Rachel Barker: I think that’s really good; that really clarifies all my anxieties about the composition, because as a rule…

James Rosenquist: Don’t lose any sleep!

Rachel Barker: …I was wondering, ‘Should I…’ – you know, I wanted to record information for the future as well, because I’m sure that, at some stage in the future, [if] this mouth does begin to dominate the Silo composition, then they may be tempted at some stage to try and paint it out and reinforce the Silo image. So I think that really clarifies the situation for the future as well. I’ve read in the catalogue that you are always keen to maintain that a good painting is one that makes you seek out information over a long period of time. That certainly is something we can say about this painting.

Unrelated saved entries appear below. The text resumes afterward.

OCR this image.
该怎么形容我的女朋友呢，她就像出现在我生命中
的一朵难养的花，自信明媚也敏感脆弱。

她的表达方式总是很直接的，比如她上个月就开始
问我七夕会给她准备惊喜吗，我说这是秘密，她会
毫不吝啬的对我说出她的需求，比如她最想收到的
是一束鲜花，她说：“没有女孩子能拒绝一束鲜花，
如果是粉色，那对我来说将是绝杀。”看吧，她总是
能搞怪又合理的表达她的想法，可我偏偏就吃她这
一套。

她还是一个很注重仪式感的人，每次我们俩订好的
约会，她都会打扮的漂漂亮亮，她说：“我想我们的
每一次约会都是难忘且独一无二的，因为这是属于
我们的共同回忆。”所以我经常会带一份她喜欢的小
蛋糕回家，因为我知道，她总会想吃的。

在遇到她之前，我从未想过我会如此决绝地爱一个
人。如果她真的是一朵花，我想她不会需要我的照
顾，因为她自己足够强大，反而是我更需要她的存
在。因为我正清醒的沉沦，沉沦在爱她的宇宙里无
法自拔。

James Rosenquist: It seeps out. You don’t seek it; it seems to come out of it … Actually, I wish I’d never painted the face out, because it was too… I think I was just gree… you know, again, wanted to keep on working.

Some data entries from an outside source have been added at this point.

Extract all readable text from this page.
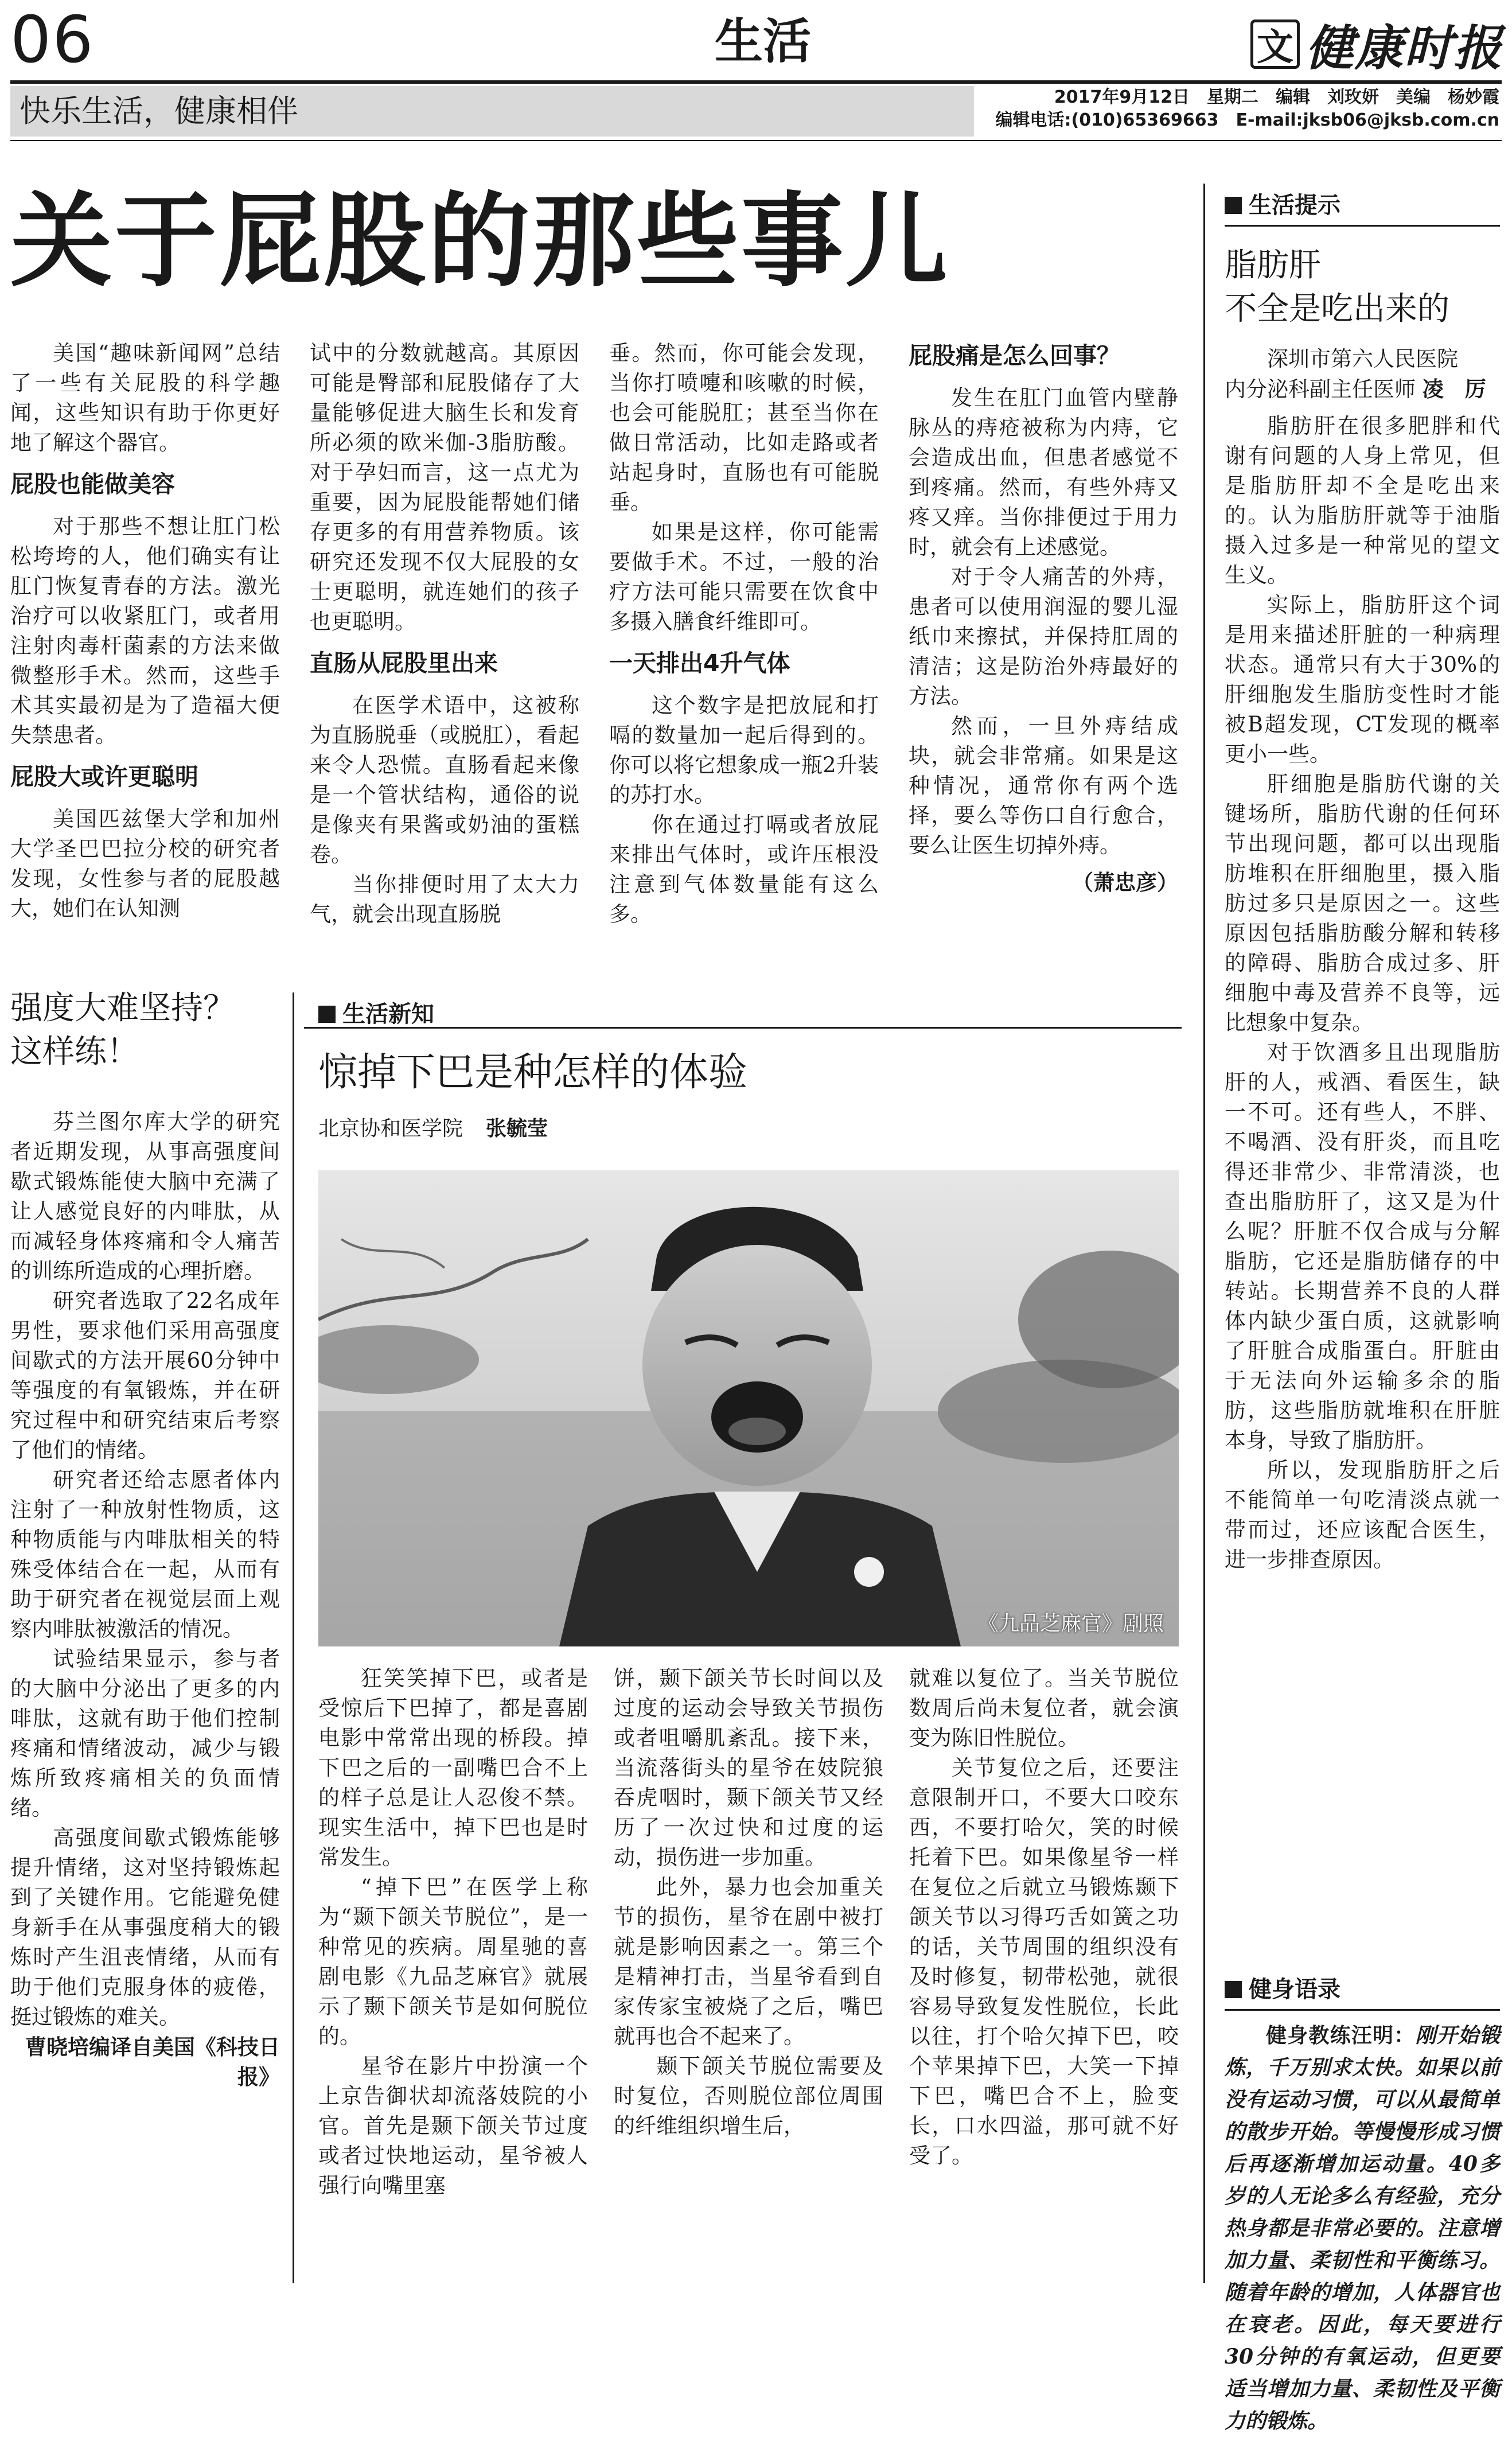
06	生活	文 健康时报
快乐生活，健康相伴	2017年9月12日　星期二　编辑　刘玫妍　美编　杨妙霞
编辑电话:(010)65369663　E-mail:jksb06@jksb.com.cn
关于屁股的那些事儿

美国“趣味新闻网”总结了一些有关屁股的科学趣闻，这些知识有助于你更好地了解这个器官。

屁股也能做美容

对于那些不想让肛门松松垮垮的人，他们确实有让肛门恢复青春的方法。激光治疗可以收紧肛门，或者用注射肉毒杆菌素的方法来做微整形手术。然而，这些手术其实最初是为了造福大便失禁患者。

屁股大或许更聪明

美国匹兹堡大学和加州大学圣巴巴拉分校的研究者发现，女性参与者的屁股越大，她们在认知测

试中的分数就越高。其原因可能是臀部和屁股储存了大量能够促进大脑生长和发育所必须的欧米伽-3脂肪酸。对于孕妇而言，这一点尤为重要，因为屁股能帮她们储存更多的有用营养物质。该研究还发现不仅大屁股的女士更聪明，就连她们的孩子也更聪明。

直肠从屁股里出来

在医学术语中，这被称为直肠脱垂（或脱肛），看起来令人恐慌。直肠看起来像是一个管状结构，通俗的说是像夹有果酱或奶油的蛋糕卷。

当你排便时用了太大力气，就会出现直肠脱

垂。然而，你可能会发现，当你打喷嚏和咳嗽的时候，也会可能脱肛；甚至当你在做日常活动，比如走路或者站起身时，直肠也有可能脱垂。

如果是这样，你可能需要做手术。不过，一般的治疗方法可能只需要在饮食中多摄入膳食纤维即可。

一天排出4升气体

这个数字是把放屁和打嗝的数量加一起后得到的。你可以将它想象成一瓶2升装的苏打水。

你在通过打嗝或者放屁来排出气体时，或许压根没注意到气体数量能有这么多。

屁股痛是怎么回事？

发生在肛门血管内壁静脉丛的痔疮被称为内痔，它会造成出血，但患者感觉不到疼痛。然而，有些外痔又疼又痒。当你排便过于用力时，就会有上述感觉。

对于令人痛苦的外痔，患者可以使用润湿的婴儿湿纸巾来擦拭，并保持肛周的清洁；这是防治外痔最好的方法。

然而，一旦外痔结成块，就会非常痛。如果是这种情况，通常你有两个选择，要么等伤口自行愈合，要么让医生切掉外痔。

（萧忠彦）
强度大难坚持？
这样练！

芬兰图尔库大学的研究者近期发现，从事高强度间歇式锻炼能使大脑中充满了让人感觉良好的内啡肽，从而减轻身体疼痛和令人痛苦的训练所造成的心理折磨。

研究者选取了22名成年男性，要求他们采用高强度间歇式的方法开展60分钟中等强度的有氧锻炼，并在研究过程中和研究结束后考察了他们的情绪。

研究者还给志愿者体内注射了一种放射性物质，这种物质能与内啡肽相关的特殊受体结合在一起，从而有助于研究者在视觉层面上观察内啡肽被激活的情况。

试验结果显示，参与者的大脑中分泌出了更多的内啡肽，这就有助于他们控制疼痛和情绪波动，减少与锻炼所致疼痛相关的负面情绪。

高强度间歇式锻炼能够提升情绪，这对坚持锻炼起到了关键作用。它能避免健身新手在从事强度稍大的锻炼时产生沮丧情绪，从而有助于他们克服身体的疲倦，挺过锻炼的难关。

曹晓培编译自美国《科技日报》
生活新知
惊掉下巴是种怎样的体验
北京协和医学院 张毓莹
《九品芝麻官》剧照

狂笑笑掉下巴，或者是受惊后下巴掉了，都是喜剧电影中常常出现的桥段。掉下巴之后的一副嘴巴合不上的样子总是让人忍俊不禁。现实生活中，掉下巴也是时常发生。

“掉下巴”在医学上称为“颞下颌关节脱位”，是一种常见的疾病。周星驰的喜剧电影《九品芝麻官》就展示了颞下颌关节是如何脱位的。

星爷在影片中扮演一个上京告御状却流落妓院的小官。首先是颞下颌关节过度或者过快地运动，星爷被人强行向嘴里塞

饼，颞下颌关节长时间以及过度的运动会导致关节损伤或者咀嚼肌紊乱。接下来，当流落街头的星爷在妓院狼吞虎咽时，颞下颌关节又经历了一次过快和过度的运动，损伤进一步加重。

此外，暴力也会加重关节的损伤，星爷在剧中被打就是影响因素之一。第三个是精神打击，当星爷看到自家传家宝被烧了之后，嘴巴就再也合不起来了。

颞下颌关节脱位需要及时复位，否则脱位部位周围的纤维组织增生后，

就难以复位了。当关节脱位数周后尚未复位者，就会演变为陈旧性脱位。

关节复位之后，还要注意限制开口，不要大口咬东西，不要打哈欠，笑的时候托着下巴。如果像星爷一样在复位之后就立马锻炼颞下颌关节以习得巧舌如簧之功的话，关节周围的组织没有及时修复，韧带松弛，就很容易导致复发性脱位，长此以往，打个哈欠掉下巴，咬个苹果掉下巴，大笑一下掉下巴，嘴巴合不上，脸变长，口水四溢，那可就不好受了。

生活提示
脂肪肝
不全是吃出来的

深圳市第六人民医院

内分泌科副主任医师 凌　厉

脂肪肝在很多肥胖和代谢有问题的人身上常见，但是脂肪肝却不全是吃出来的。认为脂肪肝就等于油脂摄入过多是一种常见的望文生义。

实际上，脂肪肝这个词是用来描述肝脏的一种病理状态。通常只有大于30%的肝细胞发生脂肪变性时才能被B超发现，CT发现的概率更小一些。

肝细胞是脂肪代谢的关键场所，脂肪代谢的任何环节出现问题，都可以出现脂肪堆积在肝细胞里，摄入脂肪过多只是原因之一。这些原因包括脂肪酸分解和转移的障碍、脂肪合成过多、肝细胞中毒及营养不良等，远比想象中复杂。

对于饮酒多且出现脂肪肝的人，戒酒、看医生，缺一不可。还有些人，不胖、不喝酒、没有肝炎，而且吃得还非常少、非常清淡，也查出脂肪肝了，这又是为什么呢？肝脏不仅合成与分解脂肪，它还是脂肪储存的中转站。长期营养不良的人群体内缺少蛋白质，这就影响了肝脏合成脂蛋白。肝脏由于无法向外运输多余的脂肪，这些脂肪就堆积在肝脏本身，导致了脂肪肝。

所以，发现脂肪肝之后不能简单一句吃清淡点就一带而过，还应该配合医生，进一步排查原因。

健身语录
健身教练汪明：刚开始锻炼，千万别求太快。如果以前没有运动习惯，可以从最简单的散步开始。等慢慢形成习惯后再逐渐增加运动量。40多岁的人无论多么有经验，充分热身都是非常必要的。注意增加力量、柔韧性和平衡练习。随着年龄的增加，人体器官也在衰老。因此，每天要进行30分钟的有氧运动，但更要适当增加力量、柔韧性及平衡力的锻炼。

Rachel Barker: Are you serious? If we could seriously, and safely, remove the Silo painting, we really would like to return the painting to Candidate.

Tom Learner: Whatever you say won’t be binding.

Rachel Barker: We won’t hold you to it.

Tom Learner: We’d just be very interested to hear your initial thoughts on that.

James Rosenquist: No, I think you should just let it go and let it…

Rachel Barker: And leave it as it is?

James Rosenquist: Yes, because then you might have a very peculiar look coming through, which would be better.

Rachel Barker: Okay.

James Rosenquist: Spooky … We’ll call it ‘the mystery… the changing mystery painting’.

Rachel Barker: Okey-dokey. I wish all artists were as easy-going.

James Rosenquist: Because you know why? I’ll tell you why. Because I don’t think… I think it’s going to look peculiar, instead of looking like a wreck. I mean, there are paintings, and you have a painting with an image on it, and the painting is falling off on the floor and everything, you’d say, ‘God that’s a mess’. But this one has something strange going on, so I think this is quite different. So charge extra to see it!